Against the odds, Lord and Miller makes us care about characters who could easily seem like grotesque comic creations. There is a sweetness to Schmidt that is evident both in his bungling courtship of Maya and in his dogged loyalty to his fellow undercover cop. Jenko, meanwhile, is endlessly good natured, whatever insults and humiliations come his way.
For all its self-reflexive jokes, 22 Jump Street is a very traditional affair that offers audiences the same pleasures as Laurel and Hardy, Abbott and Costello or even Jerry Lewis and Dean Martin films. Its undercover policemen heroes are yet another variation on the hapless but innocent heroes of comedies from the silent era onward. We root for them in spite of their monumental stupidity.
The film attitude toward sex is ambivalent in the extreme. There are plenty of double entendres in the dialogue but the scenes between Schmidt and Maya are very discreetly shot. We don’t see their lovemaking - we just hear about it in the lurid, mocking descriptions given by Maya’s endlessly sarcastic roommate Mercedes (Jillian Bell). Schmidt and Jenko may be well into their 30s but they are as naive as college freshmen.
In the final reel, as the cops head down to Florida, the film veers into the same territory as Harmony Korine’s Spring Breakers (2012). The shots of thousands of scantily clad college students dancing and drinking on the beach could come straight from Korine’s film.

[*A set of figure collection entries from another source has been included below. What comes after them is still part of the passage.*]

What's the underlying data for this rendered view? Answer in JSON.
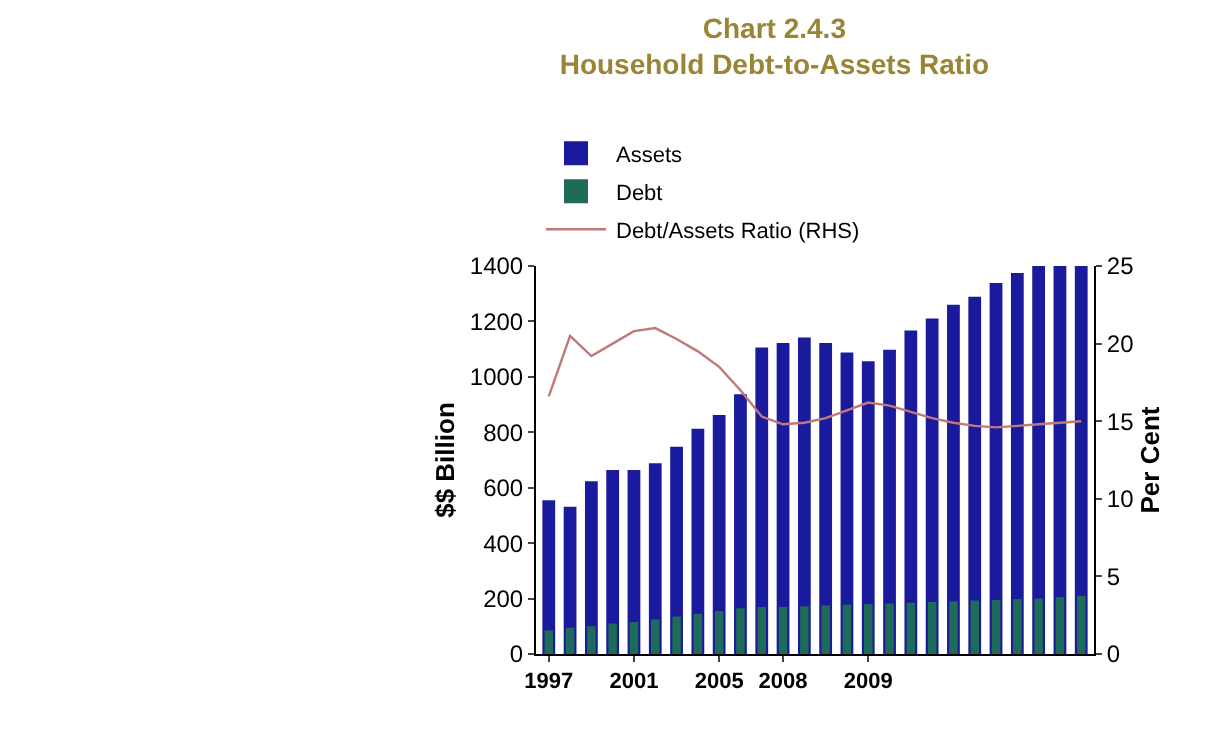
{
  "chart_data": {
    "type": "bar",
    "title": "Chart 2.4.3",
    "subtitle": "Household Debt-to-Assets Ratio",
    "ylabel": "$$ Billion",
    "y2label": "Per Cent",
    "categories": [
      "1997",
      null,
      null,
      null,
      "2001",
      null,
      null,
      null,
      "2005",
      null,
      null,
      "2008",
      null,
      null,
      null,
      "2009",
      null,
      null,
      null,
      null,
      null,
      null,
      null,
      null,
      null,
      null
    ],
    "series": [
      {
        "name": "Assets",
        "color": "#1a1a9c",
        "values": [
          555,
          531,
          623,
          664,
          664,
          688,
          748,
          813,
          862,
          937,
          1106,
          1122,
          1142,
          1122,
          1088,
          1056,
          1098,
          1167,
          1211,
          1260,
          1289,
          1339,
          1375,
          1400,
          1400,
          1400
        ]
      },
      {
        "name": "Debt",
        "color": "#1f6b5a",
        "values": [
          85,
          95,
          100,
          110,
          115,
          125,
          135,
          145,
          155,
          165,
          170,
          170,
          172,
          175,
          178,
          180,
          182,
          185,
          188,
          190,
          193,
          195,
          198,
          200,
          205,
          210
        ]
      },
      {
        "name": "Debt/Assets Ratio (RHS)",
        "type": "line",
        "axis": "y2",
        "color": "#c07878",
        "values": [
          16.6,
          20.5,
          19.2,
          20.0,
          20.8,
          21.0,
          20.3,
          19.5,
          18.5,
          17.0,
          15.3,
          14.8,
          14.9,
          15.2,
          15.7,
          16.2,
          16.0,
          15.6,
          15.2,
          14.9,
          14.7,
          14.6,
          14.7,
          14.8,
          14.9,
          15.0
        ]
      }
    ],
    "ylim": [
      0,
      1400
    ],
    "yticks": [
      0,
      200,
      400,
      600,
      800,
      1000,
      1200,
      1400
    ],
    "y2lim": [
      0,
      25
    ],
    "y2ticks": [
      0,
      5,
      10,
      15,
      20,
      25
    ],
    "legend": "top left",
    "grid": false,
    "marker": "none",
    "line_style": "solid"
  }
}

22 Jump Street isn’t as subversive as Spring Breakers, which turned usual beach movie conventions on their head as it exposed the racial and class tensions that went alongside the drug taking and sexual excess.
Lord and Miller opt instead for a cartoonish finale in which Schmidt and Jenko are finally given the chance to demonstrate their action hero credentials.
There is no sign of the filmmakers’ inspiration running dry. After all, they just need to keep on repeating themselves. As they demonstrate in a montage sequence over the end credits, they could easily make 20 or more Jump Street sequels following exactly the same formula - and few audiences would begrudge them if they did.